Rituais para despertar. Você tem algum? Não me refiro aqui àquelas etapas básicas da higiene e alimentação, que quase todo mundo tem igual. Ok, mais ou menos igual. Refiro-me a situações que, se provocadas, lhe ajudarão a despertar com alegria extra e começar o dia com o pé direito.

Houve um tempo em que minha mãe acordava seu neto com um “Bom dia, flor do dia”. Certa manhã ele acordou e ficou na cama, esperando que ela viesse vê-lo. Cansado de esperar por tal momento tão feliz ele levantou-se e pôs-se a procurar por ela pela casa. Sonolento e mal-humorado, soltou apenas um grunhido quando passou por mim e lhe falei algo. Achou-a ao pé do tanque, lavando roupas. Postou-se ao lado dela e, puxando-lhe a blusa, suplicou: ─ “Vóóó, fala! Faaala vó! Fala!”. A princípio nem ela nem eu entendemos o que ele queria, mas, como as avós são também seres mágicos, logo ela lembrou-se, abriu um sorriso e um brilho no olhar e disse: ─ “Bom dia, flor do dia!”. Pronto. Estava feito. O menino abriu seus próprios sorriso e brilho no olhar e saiu, saltitante e bem-humorado, a encarar todo um dia de brincadeiras e divertimentos, naquelas férias na casa da vovó.
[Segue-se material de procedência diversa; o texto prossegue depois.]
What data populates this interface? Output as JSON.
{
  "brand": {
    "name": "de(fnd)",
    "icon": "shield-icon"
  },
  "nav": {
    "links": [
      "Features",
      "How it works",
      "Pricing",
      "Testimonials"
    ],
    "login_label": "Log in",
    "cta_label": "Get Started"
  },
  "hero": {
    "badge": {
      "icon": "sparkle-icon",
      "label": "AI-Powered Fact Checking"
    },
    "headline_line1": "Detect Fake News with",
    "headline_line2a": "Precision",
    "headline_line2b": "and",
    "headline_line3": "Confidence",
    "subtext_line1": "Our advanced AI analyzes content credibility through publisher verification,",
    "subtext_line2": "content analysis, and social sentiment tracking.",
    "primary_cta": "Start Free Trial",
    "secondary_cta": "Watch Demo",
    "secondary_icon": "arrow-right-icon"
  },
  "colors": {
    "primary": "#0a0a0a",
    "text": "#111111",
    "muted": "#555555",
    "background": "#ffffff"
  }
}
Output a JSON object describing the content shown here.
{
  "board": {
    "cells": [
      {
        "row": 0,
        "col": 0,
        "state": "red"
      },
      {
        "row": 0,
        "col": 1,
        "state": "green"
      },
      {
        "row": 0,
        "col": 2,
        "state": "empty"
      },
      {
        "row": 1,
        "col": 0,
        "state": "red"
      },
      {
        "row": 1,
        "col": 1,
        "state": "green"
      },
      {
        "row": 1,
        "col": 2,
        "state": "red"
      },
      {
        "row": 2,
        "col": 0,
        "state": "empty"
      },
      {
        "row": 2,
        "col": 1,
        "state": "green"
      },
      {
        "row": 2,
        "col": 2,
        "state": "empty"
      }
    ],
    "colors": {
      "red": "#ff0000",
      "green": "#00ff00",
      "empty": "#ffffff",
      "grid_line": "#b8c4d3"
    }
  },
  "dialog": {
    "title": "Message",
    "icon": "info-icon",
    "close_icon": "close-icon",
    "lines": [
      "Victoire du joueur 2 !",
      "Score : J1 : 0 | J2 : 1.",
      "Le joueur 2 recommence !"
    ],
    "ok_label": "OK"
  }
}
Eu agora também tenho um ritual de despertar, que ganhei do meu marido. Raramente o utilizamos, quase que somente quando as crianças estão em casa. Ele costumava acordar os rebentos com a música American Pie, de Don McLean. Uma delícia de música, que é longa e começa devagar, aumentando seu ritmo e volume aos poucos. Dá tempo para um despertar lento, gostoso, preguiçoso. Como as crianças já são praticamente adultos, nas poucas vezes que vem nos visitar não precisam ser acordadas, pois que nada há de especial para se fazer nas manhãs. Viajar conosco? Ahh, coisas do passado.

No meu período vivendo em Rondônia aconteceu de uma amiga me presentear com este ritual. Quando tínhamos reuniões de trabalho em Porto Velho ou em Brasília, dividíamos o mesmo quarto de hotel. Ela, moça ligada no 220V, gostava de acordar bem cedo e ouvir músicas agitadas, como forró e sertanejo universitário. Eu não gosto do gênero, muito menos às seis da manhã, quando ainda estou do outro lado da ponte. A coitada tinha que abrir mão do ritual dela em respeito à dorminhoca ao lado. Tudo mudou quando ela descobriu American Pie. Ela levantava-se às seis da matina, tomava seu banho e vinha pro quarto. Punha American Pie para mim, que passava a acordar lenta e preguiçosamente. Ao fim da música eu estava desperta e ela tinha o resto do tempo para ouvir suas músicas preferidas. Guardo bons momentos dessas manhãs ao lado dela e da Socorro, nossa outra companheira de trabalho em Rondônia. Obrigada, Ana Paula Gatto! Saudade de você.
Precisamos, meu marido e eu, presentear-nos mais vezes com essa música ao amanhecer. Coisas simples que fazem a vida melhor.